CI’s and hypothesis testing for different scenarios:

Lesson	Section	Population parameter	Symbol (pop)	Point estimate	Symbol (sample)
11	5.1	Pop mean	\(\mu\)	Sample mean	\(\overline{x}\)
12	5.2	Pop mean of paired diff	\(\mu_d\) or \(\delta\)	Sample mean of paired diff	\(\overline{x}_{d}\)
13	5.3	Diff in pop means	\(\mu_1-\mu_2\)	Diff in sample means	\(\overline{x}_1 - \overline{x}_2\)
15	8.1	Pop proportion	\(p\)	Sample prop	\(\widehat{p}\)
15	8.2	Diff in pop prop’s	\(p_1-p_2\)	Diff in sample prop’s	\(\widehat{p}_1-\widehat{p}_2\)

Reference: what does it all look like together?

Example of hypothesis test based on the 1992 JAMA data

Is there evidence to support that the population mean body temperature is different from 98.6°F?

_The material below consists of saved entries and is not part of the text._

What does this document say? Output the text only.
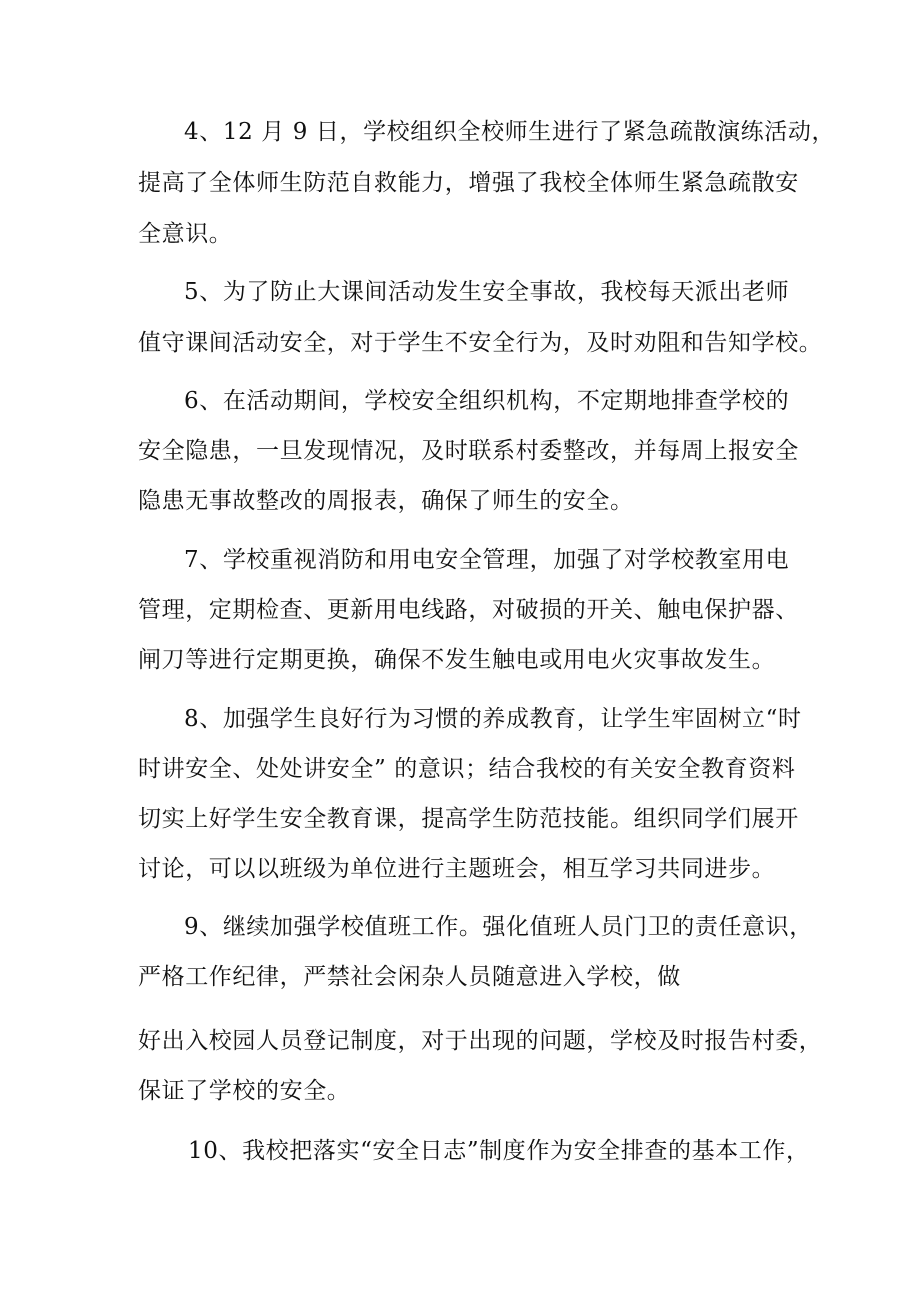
4、12 月 9 日，学校组织全校师生进行了紧急疏散演练活动，
提高了全体师生防范自救能力，增强了我校全体师生紧急疏散安
全意识。
5、为了防止大课间活动发生安全事故，我校每天派出老师
值守课间活动安全，对于学生不安全行为，及时劝阻和告知学校。
6、在活动期间，学校安全组织机构，不定期地排查学校的
安全隐患，一旦发现情况，及时联系村委整改，并每周上报安全
隐患无事故整改的周报表，确保了师生的安全。
7、学校重视消防和用电安全管理，加强了对学校教室用电
管理，定期检查、更新用电线路，对破损的开关、触电保护器、
闸刀等进行定期更换，确保不发生触电或用电火灾事故发生。
8、加强学生良好行为习惯的养成教育，让学生牢固树立“时
时讲安全、处处讲安全” 的意识；结合我校的有关安全教育资料
切实上好学生安全教育课，提高学生防范技能。组织同学们展开
讨论，可以以班级为单位进行主题班会，相互学习共同进步。
9、继续加强学校值班工作。强化值班人员门卫的责任意识，
严格工作纪律，严禁社会闲杂人员随意进入学校，做
好出入校园人员登记制度，对于出现的问题，学校及时报告村委，
保证了学校的安全。
10、我校把落实“安全日志”制度作为安全排查的基本工作，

1. Assumptions: The individual observations are independent and the number of individuals in our sample is 130. Thus, we can use CLT to approximate the sampling distribution.

4-5.

2. Set \(\alpha = 0.05\)

3. Hypothesis:

   \[\begin{aligned} H_0 &: \mu = 98.6\\ \text{vs. } H_A&: \mu \neq 98.6 \end{aligned}\]

temps_ttest <- t.test(x = BodyTemps$Temperature, mu = 98.6)
tidy(temps_ttest) %>% gt() %>% tab_options(table.font.size = 36)

estimate	statistic	p.value	parameter	conf.low	conf.high	method	alternative
98.24923	-5.454823	2.410632e-07	129	98.122	98.37646	One Sample t-test	two.sided

6. Conclusion: We reject the null hypothesis. The average body temperature in the sample was 98.25°F (95% CI 98.12, 98.38°F), which is discernibly different from 98.6°F ( \(p\)-value < 0.001).